Skip to content

Example 16: Import Database vs Transactional Graph Ingest

View source code

This example compares four graph-ingest strategies against the same generated vertex and edge dataset shape.

Overview

Example 16 is the graph-ingest comparison harness for embedded Python.

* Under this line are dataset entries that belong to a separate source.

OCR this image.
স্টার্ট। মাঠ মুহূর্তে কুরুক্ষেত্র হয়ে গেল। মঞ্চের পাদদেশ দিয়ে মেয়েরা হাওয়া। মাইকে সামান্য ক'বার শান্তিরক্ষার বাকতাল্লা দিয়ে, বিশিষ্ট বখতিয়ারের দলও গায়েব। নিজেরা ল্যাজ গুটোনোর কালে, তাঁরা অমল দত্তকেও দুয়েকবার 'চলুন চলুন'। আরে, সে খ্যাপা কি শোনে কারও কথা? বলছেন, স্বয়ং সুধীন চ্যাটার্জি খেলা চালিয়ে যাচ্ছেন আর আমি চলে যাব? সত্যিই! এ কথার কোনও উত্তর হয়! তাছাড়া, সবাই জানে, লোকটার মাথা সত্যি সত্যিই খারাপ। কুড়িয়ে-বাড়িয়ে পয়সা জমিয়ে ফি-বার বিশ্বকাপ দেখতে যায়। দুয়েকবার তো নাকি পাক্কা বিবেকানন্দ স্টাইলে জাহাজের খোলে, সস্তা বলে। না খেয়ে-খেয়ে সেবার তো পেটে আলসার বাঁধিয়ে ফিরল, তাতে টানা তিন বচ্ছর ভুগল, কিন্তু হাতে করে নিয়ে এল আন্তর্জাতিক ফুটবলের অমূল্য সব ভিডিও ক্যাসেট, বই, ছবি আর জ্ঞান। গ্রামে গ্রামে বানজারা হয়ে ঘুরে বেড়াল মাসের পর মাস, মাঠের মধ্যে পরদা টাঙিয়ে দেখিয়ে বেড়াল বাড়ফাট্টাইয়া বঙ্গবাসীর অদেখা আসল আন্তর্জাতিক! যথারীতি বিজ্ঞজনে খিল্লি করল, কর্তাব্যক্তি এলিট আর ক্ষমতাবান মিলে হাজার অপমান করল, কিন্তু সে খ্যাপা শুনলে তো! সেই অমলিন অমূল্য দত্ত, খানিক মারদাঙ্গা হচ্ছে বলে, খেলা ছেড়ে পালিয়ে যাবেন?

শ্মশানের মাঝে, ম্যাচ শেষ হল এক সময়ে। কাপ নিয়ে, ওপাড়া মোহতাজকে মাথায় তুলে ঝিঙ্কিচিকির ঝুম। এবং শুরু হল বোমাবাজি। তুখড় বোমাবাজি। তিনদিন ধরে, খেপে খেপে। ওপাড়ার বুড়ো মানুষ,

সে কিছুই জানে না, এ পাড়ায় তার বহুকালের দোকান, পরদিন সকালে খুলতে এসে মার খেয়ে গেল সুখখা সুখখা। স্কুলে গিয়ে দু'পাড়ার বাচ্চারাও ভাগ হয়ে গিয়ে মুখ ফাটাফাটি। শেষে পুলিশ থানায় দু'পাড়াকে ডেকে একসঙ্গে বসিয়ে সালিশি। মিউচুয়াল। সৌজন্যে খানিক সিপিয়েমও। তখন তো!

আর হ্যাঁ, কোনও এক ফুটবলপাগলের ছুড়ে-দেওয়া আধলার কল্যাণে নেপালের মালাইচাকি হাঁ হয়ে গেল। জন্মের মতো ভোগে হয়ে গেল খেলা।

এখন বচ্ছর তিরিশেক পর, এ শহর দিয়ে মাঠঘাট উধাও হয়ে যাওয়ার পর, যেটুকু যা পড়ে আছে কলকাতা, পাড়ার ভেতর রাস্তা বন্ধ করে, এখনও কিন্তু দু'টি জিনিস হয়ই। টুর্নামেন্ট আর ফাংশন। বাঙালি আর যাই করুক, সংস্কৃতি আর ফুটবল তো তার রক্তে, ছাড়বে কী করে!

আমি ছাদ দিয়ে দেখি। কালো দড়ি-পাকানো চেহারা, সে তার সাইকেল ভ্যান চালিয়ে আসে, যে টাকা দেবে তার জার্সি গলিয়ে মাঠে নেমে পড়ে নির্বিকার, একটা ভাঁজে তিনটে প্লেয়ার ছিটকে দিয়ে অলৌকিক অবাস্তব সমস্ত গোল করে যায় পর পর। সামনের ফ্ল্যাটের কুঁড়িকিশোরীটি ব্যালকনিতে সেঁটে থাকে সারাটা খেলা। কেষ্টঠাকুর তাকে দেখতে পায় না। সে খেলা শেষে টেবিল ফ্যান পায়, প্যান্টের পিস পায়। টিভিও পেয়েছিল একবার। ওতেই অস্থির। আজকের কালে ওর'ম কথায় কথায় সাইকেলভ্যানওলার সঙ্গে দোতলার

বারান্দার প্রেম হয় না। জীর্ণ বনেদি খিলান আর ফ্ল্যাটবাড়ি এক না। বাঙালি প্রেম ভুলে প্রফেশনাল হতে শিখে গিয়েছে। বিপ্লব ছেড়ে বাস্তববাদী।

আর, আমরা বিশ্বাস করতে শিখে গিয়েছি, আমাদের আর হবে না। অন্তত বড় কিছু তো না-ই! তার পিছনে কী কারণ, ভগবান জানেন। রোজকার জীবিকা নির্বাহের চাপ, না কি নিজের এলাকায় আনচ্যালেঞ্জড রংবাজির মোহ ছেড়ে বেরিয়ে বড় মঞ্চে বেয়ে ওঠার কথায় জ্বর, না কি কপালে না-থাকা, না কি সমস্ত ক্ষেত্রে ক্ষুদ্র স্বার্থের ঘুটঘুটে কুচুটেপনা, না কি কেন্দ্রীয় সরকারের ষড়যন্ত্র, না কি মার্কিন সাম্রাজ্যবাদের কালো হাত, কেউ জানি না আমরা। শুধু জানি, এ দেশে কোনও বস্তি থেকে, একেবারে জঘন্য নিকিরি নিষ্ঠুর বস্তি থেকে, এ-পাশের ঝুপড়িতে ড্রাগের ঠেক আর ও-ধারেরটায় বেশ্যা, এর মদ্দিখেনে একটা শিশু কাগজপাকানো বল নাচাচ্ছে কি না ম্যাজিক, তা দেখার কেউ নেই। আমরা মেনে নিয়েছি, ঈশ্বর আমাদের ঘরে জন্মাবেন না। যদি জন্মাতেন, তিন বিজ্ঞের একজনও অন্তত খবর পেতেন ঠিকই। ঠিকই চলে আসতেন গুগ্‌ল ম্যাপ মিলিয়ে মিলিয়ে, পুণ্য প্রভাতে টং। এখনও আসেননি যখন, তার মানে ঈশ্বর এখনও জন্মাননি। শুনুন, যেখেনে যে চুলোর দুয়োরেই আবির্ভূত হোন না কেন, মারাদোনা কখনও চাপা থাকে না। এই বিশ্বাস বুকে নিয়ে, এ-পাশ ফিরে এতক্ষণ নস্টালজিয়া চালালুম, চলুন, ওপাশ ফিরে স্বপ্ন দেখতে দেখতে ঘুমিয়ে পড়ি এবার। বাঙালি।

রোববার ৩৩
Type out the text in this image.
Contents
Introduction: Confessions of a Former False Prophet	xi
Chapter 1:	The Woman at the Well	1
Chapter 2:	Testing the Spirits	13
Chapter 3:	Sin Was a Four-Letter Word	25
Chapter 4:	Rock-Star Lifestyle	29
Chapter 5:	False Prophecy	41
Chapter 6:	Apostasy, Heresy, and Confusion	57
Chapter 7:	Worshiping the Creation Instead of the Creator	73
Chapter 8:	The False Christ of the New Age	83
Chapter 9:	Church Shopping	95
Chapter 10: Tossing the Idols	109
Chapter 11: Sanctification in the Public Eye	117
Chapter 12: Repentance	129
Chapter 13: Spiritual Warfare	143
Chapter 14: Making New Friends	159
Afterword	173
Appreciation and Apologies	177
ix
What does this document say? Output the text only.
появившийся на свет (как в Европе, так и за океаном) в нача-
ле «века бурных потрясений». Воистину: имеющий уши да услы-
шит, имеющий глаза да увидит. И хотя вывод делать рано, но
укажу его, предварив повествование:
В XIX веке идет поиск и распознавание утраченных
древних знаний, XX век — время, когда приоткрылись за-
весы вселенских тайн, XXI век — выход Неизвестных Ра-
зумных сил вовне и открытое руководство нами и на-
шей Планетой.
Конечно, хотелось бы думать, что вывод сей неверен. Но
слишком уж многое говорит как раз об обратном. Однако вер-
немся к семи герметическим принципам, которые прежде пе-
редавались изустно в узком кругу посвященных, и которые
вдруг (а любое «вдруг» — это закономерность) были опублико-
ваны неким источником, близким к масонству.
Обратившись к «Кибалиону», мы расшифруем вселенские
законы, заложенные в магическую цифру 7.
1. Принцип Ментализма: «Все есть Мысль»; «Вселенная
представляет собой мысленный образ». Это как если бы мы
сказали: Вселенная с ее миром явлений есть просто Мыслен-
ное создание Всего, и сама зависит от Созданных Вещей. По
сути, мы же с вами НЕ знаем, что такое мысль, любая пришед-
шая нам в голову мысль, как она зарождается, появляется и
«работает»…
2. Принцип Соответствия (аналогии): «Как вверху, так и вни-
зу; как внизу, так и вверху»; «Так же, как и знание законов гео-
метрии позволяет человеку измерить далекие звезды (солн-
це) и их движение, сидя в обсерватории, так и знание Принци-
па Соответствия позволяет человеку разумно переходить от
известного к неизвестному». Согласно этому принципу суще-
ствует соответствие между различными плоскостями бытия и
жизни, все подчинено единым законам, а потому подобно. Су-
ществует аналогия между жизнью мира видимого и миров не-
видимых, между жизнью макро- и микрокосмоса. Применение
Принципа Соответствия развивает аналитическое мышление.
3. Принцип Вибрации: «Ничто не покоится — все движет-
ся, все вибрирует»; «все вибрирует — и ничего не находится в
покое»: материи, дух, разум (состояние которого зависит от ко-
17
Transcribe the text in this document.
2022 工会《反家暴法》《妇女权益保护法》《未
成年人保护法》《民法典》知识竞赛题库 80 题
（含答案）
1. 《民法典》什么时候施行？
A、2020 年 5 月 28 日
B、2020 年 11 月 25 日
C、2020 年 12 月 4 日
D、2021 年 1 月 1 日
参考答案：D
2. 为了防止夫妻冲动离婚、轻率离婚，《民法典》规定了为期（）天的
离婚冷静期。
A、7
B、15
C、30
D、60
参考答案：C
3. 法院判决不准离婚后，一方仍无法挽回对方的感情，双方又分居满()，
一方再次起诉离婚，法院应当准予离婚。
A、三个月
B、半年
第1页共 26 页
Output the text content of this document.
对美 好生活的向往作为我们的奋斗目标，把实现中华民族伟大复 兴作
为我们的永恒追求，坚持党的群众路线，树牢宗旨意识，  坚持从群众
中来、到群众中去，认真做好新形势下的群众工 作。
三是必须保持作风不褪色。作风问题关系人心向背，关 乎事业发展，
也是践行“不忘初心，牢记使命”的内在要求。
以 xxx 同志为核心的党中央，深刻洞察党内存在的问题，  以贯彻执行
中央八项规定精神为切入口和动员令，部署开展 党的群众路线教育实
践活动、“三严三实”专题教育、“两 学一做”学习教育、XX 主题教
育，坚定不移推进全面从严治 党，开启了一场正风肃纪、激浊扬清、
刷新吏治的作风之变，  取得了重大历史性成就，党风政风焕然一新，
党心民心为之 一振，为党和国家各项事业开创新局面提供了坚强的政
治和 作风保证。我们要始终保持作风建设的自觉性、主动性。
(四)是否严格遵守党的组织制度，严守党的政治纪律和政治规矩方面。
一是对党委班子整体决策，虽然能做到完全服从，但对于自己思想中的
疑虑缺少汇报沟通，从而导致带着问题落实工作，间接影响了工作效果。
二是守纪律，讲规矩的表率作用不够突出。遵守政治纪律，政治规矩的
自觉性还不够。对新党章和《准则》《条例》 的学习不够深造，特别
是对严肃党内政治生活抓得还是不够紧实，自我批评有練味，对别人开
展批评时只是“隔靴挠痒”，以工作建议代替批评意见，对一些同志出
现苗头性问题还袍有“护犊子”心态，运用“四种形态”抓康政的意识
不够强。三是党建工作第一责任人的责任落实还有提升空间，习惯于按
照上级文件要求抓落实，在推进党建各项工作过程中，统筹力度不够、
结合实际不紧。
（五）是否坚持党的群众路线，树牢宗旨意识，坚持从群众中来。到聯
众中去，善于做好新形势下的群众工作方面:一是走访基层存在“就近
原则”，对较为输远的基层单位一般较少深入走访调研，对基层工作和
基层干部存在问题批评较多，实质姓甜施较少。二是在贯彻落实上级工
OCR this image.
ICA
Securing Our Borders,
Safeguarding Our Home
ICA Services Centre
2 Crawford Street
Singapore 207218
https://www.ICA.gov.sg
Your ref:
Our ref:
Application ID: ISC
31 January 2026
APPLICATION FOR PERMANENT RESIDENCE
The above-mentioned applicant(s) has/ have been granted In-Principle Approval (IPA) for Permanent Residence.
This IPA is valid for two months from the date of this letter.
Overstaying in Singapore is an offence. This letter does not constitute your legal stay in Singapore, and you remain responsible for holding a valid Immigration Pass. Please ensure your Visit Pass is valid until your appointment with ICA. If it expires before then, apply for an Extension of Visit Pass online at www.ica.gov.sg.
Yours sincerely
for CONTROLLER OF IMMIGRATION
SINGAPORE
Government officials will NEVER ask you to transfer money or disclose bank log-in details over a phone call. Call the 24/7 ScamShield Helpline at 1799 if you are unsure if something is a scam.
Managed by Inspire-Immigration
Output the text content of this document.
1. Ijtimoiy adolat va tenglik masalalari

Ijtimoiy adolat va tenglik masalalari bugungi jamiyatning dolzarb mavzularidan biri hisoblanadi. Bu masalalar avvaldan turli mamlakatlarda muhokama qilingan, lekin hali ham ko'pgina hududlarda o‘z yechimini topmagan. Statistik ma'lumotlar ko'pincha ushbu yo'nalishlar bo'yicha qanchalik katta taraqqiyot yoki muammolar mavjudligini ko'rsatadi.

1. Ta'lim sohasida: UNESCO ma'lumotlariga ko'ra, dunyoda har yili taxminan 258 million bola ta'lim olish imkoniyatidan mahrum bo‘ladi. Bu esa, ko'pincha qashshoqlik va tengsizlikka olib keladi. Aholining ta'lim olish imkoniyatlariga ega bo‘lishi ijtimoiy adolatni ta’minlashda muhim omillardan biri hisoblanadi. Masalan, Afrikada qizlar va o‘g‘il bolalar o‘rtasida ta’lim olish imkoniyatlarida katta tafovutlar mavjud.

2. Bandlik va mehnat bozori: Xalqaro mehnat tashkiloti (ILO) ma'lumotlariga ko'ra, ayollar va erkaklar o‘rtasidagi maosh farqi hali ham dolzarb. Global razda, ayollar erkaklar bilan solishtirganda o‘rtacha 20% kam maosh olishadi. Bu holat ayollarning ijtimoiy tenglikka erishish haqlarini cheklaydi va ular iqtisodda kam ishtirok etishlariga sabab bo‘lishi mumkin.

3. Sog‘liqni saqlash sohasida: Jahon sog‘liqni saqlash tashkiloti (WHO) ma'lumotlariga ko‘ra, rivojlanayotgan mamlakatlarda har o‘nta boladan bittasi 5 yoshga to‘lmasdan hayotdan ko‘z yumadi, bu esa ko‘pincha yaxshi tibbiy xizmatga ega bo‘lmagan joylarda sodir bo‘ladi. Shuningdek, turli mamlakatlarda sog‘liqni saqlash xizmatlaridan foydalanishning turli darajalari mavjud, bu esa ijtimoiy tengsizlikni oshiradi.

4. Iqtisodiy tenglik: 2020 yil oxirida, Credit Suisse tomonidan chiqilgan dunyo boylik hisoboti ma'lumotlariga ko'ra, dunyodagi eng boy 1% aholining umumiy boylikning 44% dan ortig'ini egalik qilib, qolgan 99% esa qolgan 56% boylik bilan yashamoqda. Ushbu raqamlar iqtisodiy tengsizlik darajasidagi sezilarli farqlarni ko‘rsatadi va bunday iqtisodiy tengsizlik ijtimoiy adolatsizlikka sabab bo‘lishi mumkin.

  • Generates synthetic graph CSV data for vertices and edges
  • Runs four ingest modes:
    • transactional SQL vertex and edge creation
    • embedded GraphBatch
    • async SQL vertex and edge creation
    • SQL IMPORT DATABASE
  • Checks final vertex and edge count parity before trusting the timing result

Current Repository Guidance

  • This example exists because ingest winners are workload-dependent
  • Current results for the 5M/5M benchmark shape show that IMPORT DATABASE with --parallel 4 is the fastest option in this repository
  • GraphBatch remains competitive and is the strongest non-import path in the current snapshot
  • Async SQL is still useful as a baseline comparison, but it is not the recommended bulk graph ingest path here
  • SQL IMPORT DATABASE is now a preferred bulk graph load path for this benchmark shape when parallel import is enabled

Recent Benchmark Snapshot

For this shape:

  • vertices=5,000,000
  • edges=5,000,000
  • vertex-int-props=10
  • vertex-str-props=10
  • edge-int-props=10
  • edge-str-props=10
  • string-size=64
  • batch-size=10,000
  • heap-size=8g

Measured times:

  • Transactional (1 thread): 575.078s
  • Async SQL (--async-parallel 1): 701.080s
  • GraphBatch (--parallel 1): 507.983s
  • GraphBatch (--parallel 4): 359.672s
  • IMPORT DATABASE (--parallel 1): 453.481s
  • IMPORT DATABASE (--parallel 4): 275.325s

All four methods produced the same final graph output for this benchmark shape.

Run

From bindings/python/examples:

python 16_import_database_vs_transactional_graph_ingest.py \
  --vertices 100000 \
  --edges 300000 \
  --vertex-int-props 6 \
  --vertex-str-props 4 \
  --edge-int-props 2 \
  --edge-str-props 1 \
  --string-size 64 \
  --batch-size 10000 \
  --async-parallel 1 \
  --parallel 1 \
  --heap-size 4g

Key Options

  • --vertices: number of generated vertices
  • --edges: number of generated edges
  • --vertex-int-props / --vertex-str-props: vertex property counts
  • --edge-int-props / --edge-str-props: edge property counts
  • --string-size: generated string payload size
  • --batch-size: ingest batch size
  • --async-parallel: async SQL worker count
  • --parallel: SQL import worker count and GraphBatch parallel-flush toggle
  • --heap-size: JVM heap size

Parity Semantics

Timing comparisons only matter if all four modes produce matching final vertex and edge counts.